# Rewrite kronecker product of identity plus something

I'm working on trying to find a way to get the eigen-values of a complicated matrix but all the original elements themselves are either block-diagonal (as in, all blocks are the same also) or some simple repeated matrix. Computationally, I see a pattern of repeated eigen-values that makes me think I could write them in a more analytical form. I'm however getting into issues because there's a $$I_n - D$$ like term that's making it troublesome for me. This question is a smaller piece from this though.

Just to be clear on some notation. Let $$J_k = 1_k1_k'$$ be the square matrix of size $$k$$ of all 1s. Let $$A$$ and $$B$$ be square matrices of size $$c$$; $$A,B\in\mathbb{R}^{c \times c}$$.

Is there anyway to rewrite the following sum of kronecker products in such a way that find eigen-values would be "simple"?

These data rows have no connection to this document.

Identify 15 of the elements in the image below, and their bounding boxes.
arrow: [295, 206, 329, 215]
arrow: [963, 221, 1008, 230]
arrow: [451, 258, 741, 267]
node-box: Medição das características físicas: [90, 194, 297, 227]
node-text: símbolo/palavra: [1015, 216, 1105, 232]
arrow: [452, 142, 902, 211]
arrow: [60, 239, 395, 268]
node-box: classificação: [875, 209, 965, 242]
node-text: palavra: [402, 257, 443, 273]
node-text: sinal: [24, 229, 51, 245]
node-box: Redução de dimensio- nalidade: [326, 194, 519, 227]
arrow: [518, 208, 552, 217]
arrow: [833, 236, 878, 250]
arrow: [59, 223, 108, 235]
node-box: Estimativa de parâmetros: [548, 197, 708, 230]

$$\left( I_k \otimes A \right) + \left(J_k \otimes B \right)$$

where all matrix multiplication is possible. I think if it's possible it has something to do with a clever way of making $$I_k$$ and $$J_k$$ look more similar to each other but I haven't been able to think of anything.

Specifically in my case $$A$$ and $$B$$ have some similar structure in that $$A=Z'WZ$$ and $$B=Z'WCZ$$ but any points on the more general problem may be helpful.

There is a "smaller" piece earlier of the form $$I_{kc} - J_k \otimes D$$, $$D\in\mathbb{R}^{c\times c}$$, that if I had some other way to rewrite might make the later things simpler.

Edit:

I guess consequently that I'm asking about how to "simplify" the eigen-values of a block-matrix of the form

$$\begin{pmatrix} A & A + B \\ A + B & A \end{pmatrix}$$

which I don't think exists. Perhaps I've answered myself that the solution is "no" but maybe there's something else I'm missing.